# CO2 Gauge repair



## CamH (Jan 5, 2014)

Anyone know a good place to take a dual co2 gauge for repair? A few months back, I was installing the gauge after a refill and forgot to reduce the working pressure. When I slowly opened the valve the was a "pop". Going through co2 pretty fast now. My 10lb tank was filled around 6-8 weeks ago and it's empty already. Two refills this year!

Thanks for any help!

Cam


----------



## TorontoPlantMan (Aug 16, 2013)

CamH said:


> Anyone know a good place to take a dual co2 gauge for repair? A few months back, I was installing the gauge after a refill and forgot to reduce the working pressure. When I slowly opened the valve the was a "pop". Going through co2 pretty fast now. My 10lb tank was filled around 6-8 weeks ago and it's empty already. Two refills this year!
> 
> Thanks for any help!
> 
> Cam


Generally it costs more to repair a regulator than it is actually worth (depending on what you have). If it's just a gauge that you blew then you can just buy a new gauge online or from many shops in the GTA & swap it out yourself, but if you blew the diaphragm inside then you are SOL.

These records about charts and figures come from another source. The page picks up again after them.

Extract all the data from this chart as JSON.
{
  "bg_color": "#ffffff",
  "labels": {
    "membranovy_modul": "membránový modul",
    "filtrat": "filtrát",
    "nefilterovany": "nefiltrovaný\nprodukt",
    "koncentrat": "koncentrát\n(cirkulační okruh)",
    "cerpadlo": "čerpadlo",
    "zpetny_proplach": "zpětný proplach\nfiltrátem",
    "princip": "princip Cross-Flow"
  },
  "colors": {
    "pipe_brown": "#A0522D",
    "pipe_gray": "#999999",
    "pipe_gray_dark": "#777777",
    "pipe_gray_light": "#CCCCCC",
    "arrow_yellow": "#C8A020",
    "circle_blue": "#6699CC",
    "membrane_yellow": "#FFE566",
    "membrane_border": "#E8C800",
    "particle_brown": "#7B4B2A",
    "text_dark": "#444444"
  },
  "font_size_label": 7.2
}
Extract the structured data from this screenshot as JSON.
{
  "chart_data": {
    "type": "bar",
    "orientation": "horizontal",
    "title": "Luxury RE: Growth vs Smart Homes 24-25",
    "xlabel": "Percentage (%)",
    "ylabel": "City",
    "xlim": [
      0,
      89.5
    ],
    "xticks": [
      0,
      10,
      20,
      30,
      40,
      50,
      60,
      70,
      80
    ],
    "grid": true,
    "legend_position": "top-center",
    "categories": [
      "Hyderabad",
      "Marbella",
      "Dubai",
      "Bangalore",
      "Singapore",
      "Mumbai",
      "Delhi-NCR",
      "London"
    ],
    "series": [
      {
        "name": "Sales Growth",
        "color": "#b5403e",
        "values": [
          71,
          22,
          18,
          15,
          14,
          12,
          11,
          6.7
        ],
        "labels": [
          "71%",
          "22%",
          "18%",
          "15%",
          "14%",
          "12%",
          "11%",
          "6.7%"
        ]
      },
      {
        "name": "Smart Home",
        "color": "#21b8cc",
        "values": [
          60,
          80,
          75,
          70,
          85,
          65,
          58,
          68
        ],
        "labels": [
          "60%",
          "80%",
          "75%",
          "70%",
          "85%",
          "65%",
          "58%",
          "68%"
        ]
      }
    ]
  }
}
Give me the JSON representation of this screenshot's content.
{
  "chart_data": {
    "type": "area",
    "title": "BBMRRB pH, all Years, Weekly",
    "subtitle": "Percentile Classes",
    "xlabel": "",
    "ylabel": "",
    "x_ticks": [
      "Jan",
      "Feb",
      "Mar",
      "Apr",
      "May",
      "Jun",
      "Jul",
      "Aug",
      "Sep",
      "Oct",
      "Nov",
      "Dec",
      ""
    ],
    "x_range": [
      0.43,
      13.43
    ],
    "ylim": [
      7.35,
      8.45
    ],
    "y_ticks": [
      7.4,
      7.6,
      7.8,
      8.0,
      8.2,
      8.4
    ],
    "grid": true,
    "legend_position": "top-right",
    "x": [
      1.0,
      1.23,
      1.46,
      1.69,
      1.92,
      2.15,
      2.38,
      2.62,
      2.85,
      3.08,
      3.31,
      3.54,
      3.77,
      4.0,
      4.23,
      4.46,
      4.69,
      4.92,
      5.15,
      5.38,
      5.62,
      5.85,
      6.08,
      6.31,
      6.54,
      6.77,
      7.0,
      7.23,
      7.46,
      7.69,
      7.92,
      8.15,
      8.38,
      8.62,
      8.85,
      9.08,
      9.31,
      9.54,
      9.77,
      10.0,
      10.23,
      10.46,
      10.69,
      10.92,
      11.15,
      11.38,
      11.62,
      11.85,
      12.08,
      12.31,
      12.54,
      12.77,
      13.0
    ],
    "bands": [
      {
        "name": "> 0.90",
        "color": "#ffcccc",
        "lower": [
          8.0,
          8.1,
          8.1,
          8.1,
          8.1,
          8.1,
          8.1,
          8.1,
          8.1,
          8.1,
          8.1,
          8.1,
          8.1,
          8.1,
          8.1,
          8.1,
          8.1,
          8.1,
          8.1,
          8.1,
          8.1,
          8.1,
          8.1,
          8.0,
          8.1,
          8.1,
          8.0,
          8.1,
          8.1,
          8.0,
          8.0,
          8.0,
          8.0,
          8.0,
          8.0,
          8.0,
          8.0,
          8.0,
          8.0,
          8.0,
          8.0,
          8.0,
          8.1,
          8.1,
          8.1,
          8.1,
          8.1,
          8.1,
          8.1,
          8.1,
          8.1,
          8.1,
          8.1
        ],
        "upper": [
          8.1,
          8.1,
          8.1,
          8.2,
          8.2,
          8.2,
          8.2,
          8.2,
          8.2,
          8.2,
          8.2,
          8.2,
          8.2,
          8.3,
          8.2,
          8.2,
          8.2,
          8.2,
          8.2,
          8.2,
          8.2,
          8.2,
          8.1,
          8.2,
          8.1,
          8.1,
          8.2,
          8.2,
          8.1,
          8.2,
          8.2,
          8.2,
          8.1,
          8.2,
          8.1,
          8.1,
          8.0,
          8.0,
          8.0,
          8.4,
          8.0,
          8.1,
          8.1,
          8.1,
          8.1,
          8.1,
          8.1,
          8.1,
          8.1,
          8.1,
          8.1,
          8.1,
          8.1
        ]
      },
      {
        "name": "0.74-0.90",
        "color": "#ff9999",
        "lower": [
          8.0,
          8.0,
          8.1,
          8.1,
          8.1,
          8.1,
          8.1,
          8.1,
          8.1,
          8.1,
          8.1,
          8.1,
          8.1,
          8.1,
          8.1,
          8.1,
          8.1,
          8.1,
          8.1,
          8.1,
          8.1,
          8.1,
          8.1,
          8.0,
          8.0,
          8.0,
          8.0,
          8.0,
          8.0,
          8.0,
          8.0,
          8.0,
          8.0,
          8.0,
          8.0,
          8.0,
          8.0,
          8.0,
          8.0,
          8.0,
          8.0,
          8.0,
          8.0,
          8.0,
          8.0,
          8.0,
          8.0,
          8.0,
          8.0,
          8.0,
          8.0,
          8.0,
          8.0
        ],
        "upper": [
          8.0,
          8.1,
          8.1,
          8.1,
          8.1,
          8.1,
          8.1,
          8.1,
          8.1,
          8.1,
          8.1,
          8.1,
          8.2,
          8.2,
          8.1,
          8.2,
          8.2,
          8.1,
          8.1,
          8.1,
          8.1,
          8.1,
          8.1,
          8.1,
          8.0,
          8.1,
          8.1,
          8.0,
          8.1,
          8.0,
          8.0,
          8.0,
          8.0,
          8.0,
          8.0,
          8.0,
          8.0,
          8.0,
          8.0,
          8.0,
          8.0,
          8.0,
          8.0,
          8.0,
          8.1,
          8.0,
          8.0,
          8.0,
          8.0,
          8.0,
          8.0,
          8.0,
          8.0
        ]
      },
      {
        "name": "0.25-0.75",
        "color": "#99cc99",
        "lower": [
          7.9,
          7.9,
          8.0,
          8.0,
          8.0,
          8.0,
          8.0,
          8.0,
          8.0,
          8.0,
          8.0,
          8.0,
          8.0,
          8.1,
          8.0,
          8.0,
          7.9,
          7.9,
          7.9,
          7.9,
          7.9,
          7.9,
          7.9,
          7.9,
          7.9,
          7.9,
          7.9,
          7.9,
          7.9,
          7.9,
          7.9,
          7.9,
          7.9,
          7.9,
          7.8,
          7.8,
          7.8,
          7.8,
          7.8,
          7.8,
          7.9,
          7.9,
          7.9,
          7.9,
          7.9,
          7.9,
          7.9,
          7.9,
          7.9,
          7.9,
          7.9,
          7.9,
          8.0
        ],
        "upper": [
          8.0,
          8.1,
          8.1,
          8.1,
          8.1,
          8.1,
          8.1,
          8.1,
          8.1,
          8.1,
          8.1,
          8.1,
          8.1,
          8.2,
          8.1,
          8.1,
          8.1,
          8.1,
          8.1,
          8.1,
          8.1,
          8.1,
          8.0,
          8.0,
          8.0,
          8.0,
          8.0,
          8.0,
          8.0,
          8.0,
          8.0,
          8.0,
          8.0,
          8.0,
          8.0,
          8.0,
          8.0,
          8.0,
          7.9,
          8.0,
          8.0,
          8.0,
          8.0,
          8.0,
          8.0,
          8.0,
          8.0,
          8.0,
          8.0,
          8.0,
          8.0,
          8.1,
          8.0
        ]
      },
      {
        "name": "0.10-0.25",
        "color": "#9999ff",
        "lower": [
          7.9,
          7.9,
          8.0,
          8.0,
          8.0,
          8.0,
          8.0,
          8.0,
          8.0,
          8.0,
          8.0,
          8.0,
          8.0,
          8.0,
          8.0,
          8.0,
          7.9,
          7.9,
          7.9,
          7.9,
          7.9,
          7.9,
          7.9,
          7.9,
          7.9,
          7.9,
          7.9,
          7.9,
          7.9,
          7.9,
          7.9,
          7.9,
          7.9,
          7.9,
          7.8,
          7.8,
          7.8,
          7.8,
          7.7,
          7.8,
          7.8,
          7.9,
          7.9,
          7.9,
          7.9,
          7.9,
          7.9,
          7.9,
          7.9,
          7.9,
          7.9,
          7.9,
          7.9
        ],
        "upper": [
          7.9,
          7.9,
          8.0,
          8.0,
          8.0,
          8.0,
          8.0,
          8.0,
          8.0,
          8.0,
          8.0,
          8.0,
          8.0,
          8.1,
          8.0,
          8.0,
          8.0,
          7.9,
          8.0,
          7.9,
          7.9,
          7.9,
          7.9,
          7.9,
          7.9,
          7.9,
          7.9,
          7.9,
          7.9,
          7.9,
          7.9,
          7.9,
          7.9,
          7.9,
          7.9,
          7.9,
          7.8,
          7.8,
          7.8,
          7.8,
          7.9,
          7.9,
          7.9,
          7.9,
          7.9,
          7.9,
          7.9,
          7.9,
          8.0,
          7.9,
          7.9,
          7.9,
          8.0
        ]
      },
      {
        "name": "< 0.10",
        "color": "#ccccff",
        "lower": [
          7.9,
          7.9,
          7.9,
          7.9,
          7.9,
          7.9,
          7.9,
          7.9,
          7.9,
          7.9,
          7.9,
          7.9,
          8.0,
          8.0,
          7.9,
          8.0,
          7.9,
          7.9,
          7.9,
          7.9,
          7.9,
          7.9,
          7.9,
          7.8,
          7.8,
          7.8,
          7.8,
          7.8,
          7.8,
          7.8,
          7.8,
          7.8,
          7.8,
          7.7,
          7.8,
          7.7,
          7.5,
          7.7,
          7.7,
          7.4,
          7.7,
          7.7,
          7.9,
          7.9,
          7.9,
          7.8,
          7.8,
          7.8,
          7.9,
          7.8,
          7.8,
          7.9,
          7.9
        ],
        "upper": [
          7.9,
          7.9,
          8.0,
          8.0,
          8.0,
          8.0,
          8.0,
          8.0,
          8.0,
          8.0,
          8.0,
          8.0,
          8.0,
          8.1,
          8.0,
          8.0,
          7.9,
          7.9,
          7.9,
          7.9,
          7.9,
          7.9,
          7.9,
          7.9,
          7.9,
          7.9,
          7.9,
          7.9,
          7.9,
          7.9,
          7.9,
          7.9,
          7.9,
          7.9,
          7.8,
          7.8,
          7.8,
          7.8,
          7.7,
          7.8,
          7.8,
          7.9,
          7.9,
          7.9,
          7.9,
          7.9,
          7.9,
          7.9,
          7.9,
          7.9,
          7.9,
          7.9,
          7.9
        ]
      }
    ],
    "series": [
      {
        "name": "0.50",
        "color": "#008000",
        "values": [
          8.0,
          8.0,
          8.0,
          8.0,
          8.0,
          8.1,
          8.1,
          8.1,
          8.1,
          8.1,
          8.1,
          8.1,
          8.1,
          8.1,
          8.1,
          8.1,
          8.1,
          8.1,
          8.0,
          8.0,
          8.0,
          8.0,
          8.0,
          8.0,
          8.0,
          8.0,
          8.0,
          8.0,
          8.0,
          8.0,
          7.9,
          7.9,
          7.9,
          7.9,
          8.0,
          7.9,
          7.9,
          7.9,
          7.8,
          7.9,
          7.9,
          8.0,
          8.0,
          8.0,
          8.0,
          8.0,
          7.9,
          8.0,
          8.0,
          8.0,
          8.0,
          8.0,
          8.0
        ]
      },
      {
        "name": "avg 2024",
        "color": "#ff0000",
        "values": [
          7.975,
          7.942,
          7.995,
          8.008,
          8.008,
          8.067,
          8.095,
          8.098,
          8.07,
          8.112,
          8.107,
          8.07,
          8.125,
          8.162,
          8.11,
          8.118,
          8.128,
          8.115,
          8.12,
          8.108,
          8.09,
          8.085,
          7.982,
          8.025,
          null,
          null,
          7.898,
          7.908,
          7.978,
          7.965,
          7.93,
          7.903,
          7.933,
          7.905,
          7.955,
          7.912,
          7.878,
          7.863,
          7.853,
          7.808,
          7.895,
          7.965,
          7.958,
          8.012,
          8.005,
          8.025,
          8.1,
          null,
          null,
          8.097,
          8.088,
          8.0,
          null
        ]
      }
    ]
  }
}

I would first try to locate where exactly it's leaking from and then take it from there, but if it's the diaphragm i'd buy a new regulator.


----------



## CamH (Jan 5, 2014)

*Thank You*

It's taken me awhile to respond to my own thread but I was waiting for some more info. Thanks to all who replied. Got a few PM's regarding my issue. My gauge was purchased from Green Leaf Aquariums so I contacted them as a last resort. I originally thought that maybe they could sell me just new gauges as the solenoid & bubble counter should be good. The suggested it might be inexpensive to repair if I shipped it to them. So after paying $25 to ship it to Florida, they have repaired it for $14. Seems I blew the low pressure side only. Haven't received the invoice yet so not sure on return shipping costs but assuming it's the same, my overall cost to repair is $65. Much better then buying a new one. I've contacted GLA before and they've always been very helpfull. Highly recommend them. Customer service is amazing. Helps if you have a friend or relative with a shipping address just across the border to avoid the gouging duty tax!


----------